Het hof is echter van oordeel dat het opleggen daarvan in dit geval en op dit moment niet opportuun is. Daarbij weegt voor het hof ook mee dat voor de mededeling van de raadsman dat de verdachte in wat rustiger vaarwater terecht lijkt te zijn gekomen steun gevonden kon worden in de justitiële documentatie van de verdachte, in die zin dat na 8 augustus 2018 er nog één contact is geweest met politie en justitie ter zake van verdenking van een vernieling.
Alles afwegende is het hof van oordeel dat niet kan worden volstaan met oplegging van een andere of lichtere sanctie dan een straf die onvoorwaardelijke vrijheidsbeneming van substantiële duur met zich brengt.
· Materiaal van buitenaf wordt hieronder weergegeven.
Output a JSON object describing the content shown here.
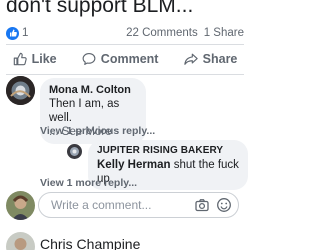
{
  "post": {
    "headline": "don't support BLM...",
    "reaction_count": "1",
    "comments_count": "22 Comments",
    "shares_count": "1 Share"
  },
  "actions": {
    "like_label": "Like",
    "comment_label": "Comment",
    "share_label": "Share"
  },
  "comments": [
    {
      "author": "Mona M. Colton",
      "text": "Then I am, as well.",
      "see_more": "... See More",
      "previous_replies": "View 1 previous reply..."
    }
  ],
  "reply": {
    "page_name": "JUPITER RISING BAKERY",
    "tagged_name": "Kelly Herman",
    "text": " shut the fuck up",
    "more_replies": "View 1 more reply..."
  },
  "composer": {
    "placeholder": "Write a comment..."
  },
  "next_comment": {
    "author": "Chris Champine"
  },
  "colors": {
    "accent": "#1877f2",
    "muted": "#606770",
    "bubble": "#f0f2f5"
  }
}
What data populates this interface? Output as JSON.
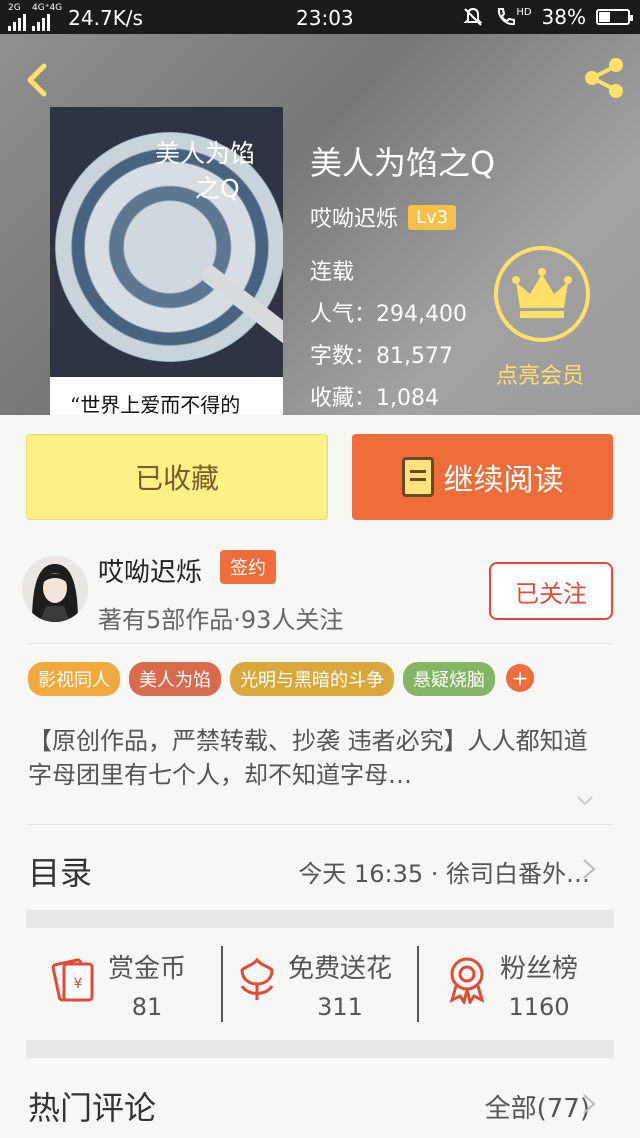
{
  "status_bar": {
    "net_top": "2G",
    "net_mid": "4G⁺4G",
    "speed": "24.7K/s",
    "time": "23:03",
    "hd": "HD",
    "battery": "38%",
    "battery_level": 0.38
  },
  "book": {
    "title": "美人为馅之Q",
    "author": "哎呦迟烁",
    "level": "Lv3",
    "status": "连载",
    "popularity_label": "人气：",
    "popularity": "294,400",
    "words_label": "字数：",
    "words": "81,577",
    "favorites_label": "收藏：",
    "favorites": "1,084",
    "cover_title_line1": "美人为馅",
    "cover_title_line2": "之Q",
    "cover_quote": "“世界上爱而不得的"
  },
  "vip": {
    "label": "点亮会员"
  },
  "actions": {
    "collect_label": "已收藏",
    "read_label": "继续阅读"
  },
  "author_card": {
    "name": "哎呦迟烁",
    "badge": "签约",
    "info": "著有5部作品·93人关注",
    "follow_label": "已关注"
  },
  "tags": [
    {
      "label": "影视同人",
      "color": "#f2a93b"
    },
    {
      "label": "美人为馅",
      "color": "#d96b4d"
    },
    {
      "label": "光明与黑暗的斗争",
      "color": "#d8a83c"
    },
    {
      "label": "悬疑烧脑",
      "color": "#82b564"
    }
  ],
  "tag_more": "+",
  "description": "【原创作品，严禁转载、抄袭  违者必究】人人都知道字母团里有七个人，却不知道字母…",
  "toc": {
    "label": "目录",
    "latest": "今天 16:35 · 徐司白番外…"
  },
  "stats": [
    {
      "label": "赏金币",
      "value": "81"
    },
    {
      "label": "免费送花",
      "value": "311"
    },
    {
      "label": "粉丝榜",
      "value": "1160"
    }
  ],
  "comments": {
    "label": "热门评论",
    "all": "全部(77)"
  },
  "colors": {
    "accent": "#ee6d3b",
    "vip": "#ffe069",
    "collect_bg": "#fbf185",
    "red": "#e04a37"
  }
}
Gelet op verdachtes omvangrijke strafblad en het belang van het controleren en terugdringen van overlastgevende criminaliteit, acht het hof de oplegging van een gevangenisstraf voor de duur van het voorarrest passend en geboden.
Toepasselijke wettelijke voorschriften
De beslissing is gegrond op de artikelen 45, 57, 63 en 310 van het Wetboek van Strafrecht, zoals deze luidden ten tijde van het bewezen verklaarde.

BESLISSING

Het hof:
Vernietigt het vonnis waarvan beroep en doet opnieuw recht.
Verklaart zoals hiervoor overwogen bewezen dat de verdachte het onder 1 primair en
2 primair ten laste gelegde heeft begaan.
Verklaart niet bewezen hetgeen de verdachte onder 1 primair en 2 primair meer of anders is ten laste gelegd dan hierboven is bewezen verklaard en spreekt de verdachte daarvan vrij.
Verklaart het bewezen verklaarde strafbaar, kwalificeert dit als hiervoor vermeld en verklaart de verdachte strafbaar.
Veroordeelt de verdachte tot een
gevangenisstrafvoor de
duur van 39 (negenendertig) dagen.
Beveelt dat de tijd die door de verdachte vóór de tenuitvoerlegging van deze uitspraak in enige in artikel 27, eerste lid, of artikel 27a van het Wetboek van Strafrecht bedoelde vorm van voorarrest is doorgebracht, bij de uitvoering van de opgelegde gevangenisstraf in mindering zal worden gebracht, voor zover die tijd niet reeds op een andere straf in mindering is gebracht.
Aldus gewezen door:
mr. J.J.M. Gielen-Winkster, voorzitter,
mr. J. Platschorre en mr. P.J. Hödl, raadsheren,
in tegenwoordigheid van C.M. Sweep, griffier,
en op 12 juni 2019 ter openbare terechtzitting uitgesproken.
Mr. Hödl is buiten staat dit arrest mede te ondertekenen.